Obviously, that was six years ago, and I've since learned of several account holders, including business owners that have professional accounts that pay money to Facebook to advertise, that they've lost their account with really no reason or cause that's been explained to them.
We need to point this out for listeners that may not understand: This isn't just a personal account. This is your business account. You use this to promote your business, promote special events going on, and you do pay Facebook money for this account.
Absolutely. This is the digital age and 21st century marketing for any small business where you're advertising that account or an event or a special, and that's growing that account, that's building followers and connections. So when we lost our account, when it was deleted by Facebook, we [lost] all those connections, all of those followers, all of that content that we had spent real money as well as time developing.
So you took Meta to court. You represented yourself?

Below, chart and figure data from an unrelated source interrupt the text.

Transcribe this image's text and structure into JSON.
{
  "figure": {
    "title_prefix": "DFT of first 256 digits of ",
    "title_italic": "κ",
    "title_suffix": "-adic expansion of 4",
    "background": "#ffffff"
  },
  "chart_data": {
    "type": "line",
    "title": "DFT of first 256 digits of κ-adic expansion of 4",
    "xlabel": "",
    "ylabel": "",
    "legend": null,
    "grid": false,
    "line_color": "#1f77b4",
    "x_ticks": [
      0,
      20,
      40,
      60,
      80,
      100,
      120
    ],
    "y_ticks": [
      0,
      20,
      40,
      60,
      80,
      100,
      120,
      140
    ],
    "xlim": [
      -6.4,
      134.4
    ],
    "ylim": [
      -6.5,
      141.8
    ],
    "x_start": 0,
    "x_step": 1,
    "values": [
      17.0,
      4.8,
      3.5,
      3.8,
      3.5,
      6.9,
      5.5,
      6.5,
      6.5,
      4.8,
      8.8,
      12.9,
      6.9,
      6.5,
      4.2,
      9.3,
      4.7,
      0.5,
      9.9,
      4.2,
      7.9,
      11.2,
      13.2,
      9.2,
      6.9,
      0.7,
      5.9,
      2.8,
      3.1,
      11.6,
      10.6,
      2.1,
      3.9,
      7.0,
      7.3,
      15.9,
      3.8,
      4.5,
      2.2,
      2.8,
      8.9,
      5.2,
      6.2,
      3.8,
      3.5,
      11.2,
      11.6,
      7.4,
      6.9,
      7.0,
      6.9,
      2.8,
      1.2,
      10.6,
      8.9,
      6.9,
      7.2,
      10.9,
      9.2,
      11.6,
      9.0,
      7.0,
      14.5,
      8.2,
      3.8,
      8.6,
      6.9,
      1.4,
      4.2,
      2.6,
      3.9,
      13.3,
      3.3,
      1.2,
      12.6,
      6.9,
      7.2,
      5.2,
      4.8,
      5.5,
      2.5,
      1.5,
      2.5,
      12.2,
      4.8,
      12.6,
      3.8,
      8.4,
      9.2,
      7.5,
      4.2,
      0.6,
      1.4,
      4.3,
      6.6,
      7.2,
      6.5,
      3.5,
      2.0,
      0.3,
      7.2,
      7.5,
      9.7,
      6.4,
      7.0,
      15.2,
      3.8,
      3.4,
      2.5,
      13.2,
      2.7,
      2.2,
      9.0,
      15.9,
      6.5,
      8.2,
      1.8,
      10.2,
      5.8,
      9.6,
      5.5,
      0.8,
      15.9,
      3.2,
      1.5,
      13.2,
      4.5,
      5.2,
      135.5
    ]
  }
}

Yeah. So in the terms of use, when you sign up for Instagram, it says, “Click here to accept the terms.” That is mostly a list of things you can't do. You can't file a class action lawsuit, you can't bring them to Superior Court. But there was one small provision that says you reserve the right to bring a claim in your local small claims court. And so I filed a claim at the Dover District Court, didn't have a lawyer. And at the time I just thought, “This is a small claim. I just want my account back. I've spent a couple thousand dollars advertising and building it. Hopefully they'll finally reach out and realize the wrong and correct it.” That ended up being a six-year legal battle.

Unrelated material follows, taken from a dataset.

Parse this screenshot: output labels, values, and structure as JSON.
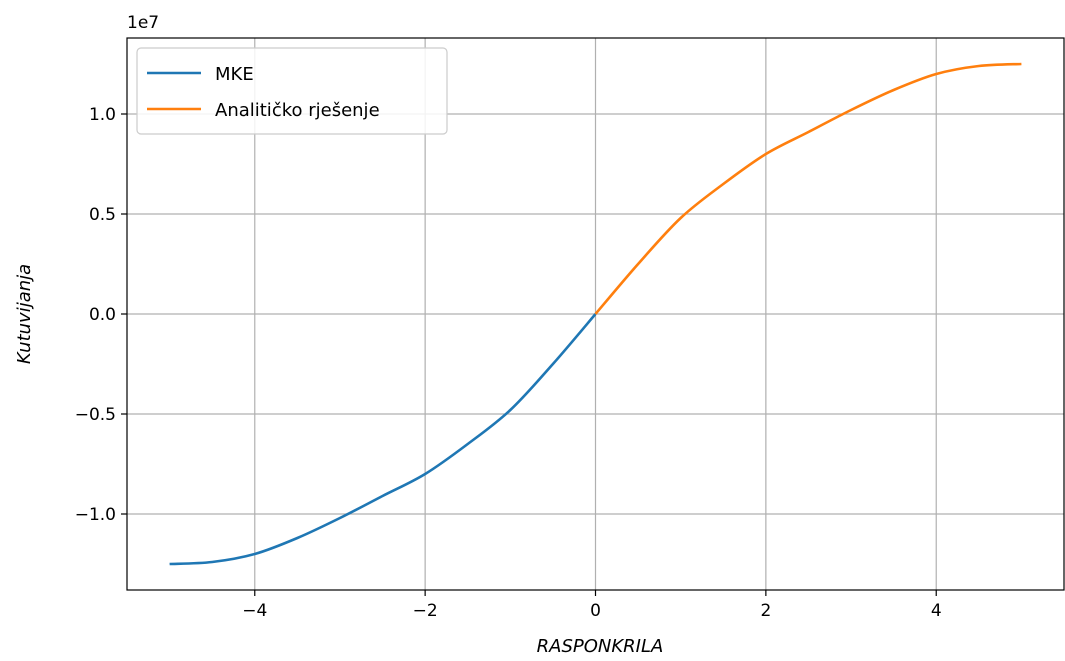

That's an awful lot of work, a lot of time. What did you end up getting?
It had been dismissed. It then went to the Supreme Court of New Hampshire. I won that case, again representing myself, which ultimately allowed me to have that hearing in the small claims court in Dover. That happened last year. And the judge determined and made a judgment that just happened last month, that I, the plaintiff, won and that I did have a claim for breach of contract and that Facebook failed to provide any reason and they did owe me as a business that account, that they can't just delete accounts arbitrarily and that they are not immune from other types of protections. So the judge awarded me what they described as a nominal fee of $100, as well as any court costs that I may have incurred or paid, and interest payments knowing that this is a six-year case.
I imagine you were thinking about the bigger implications of this case.
Again, I'm not a lawyer. I have learned over the last six years [that] they have obviously received lots of claims of users saying, “Hey, you did something wrong.” And every single time they have gotten that claim dismissed and thrown out. Oftentimes they appeal to a federal statute, which is called the Communications Decency Act, Section 230, that they and other tech companies and other social media companies have used again and again and again to say, “We are actually immune from claims of our users. We're just a publisher. We're just a website. We're just a newspaper. We get to make these sort of arbitrary decisions about content. And so even if a user is a paying customer, we actually don't owe them anything, and we certainly don't owe them a day in court.”
This small claim is maybe one of the only examples that I've certainly come across in the last six years of reviewing this kind of material, where a court definitively said, “You are not immune when a user claims that you have done something wrong and you owe them an explanation.”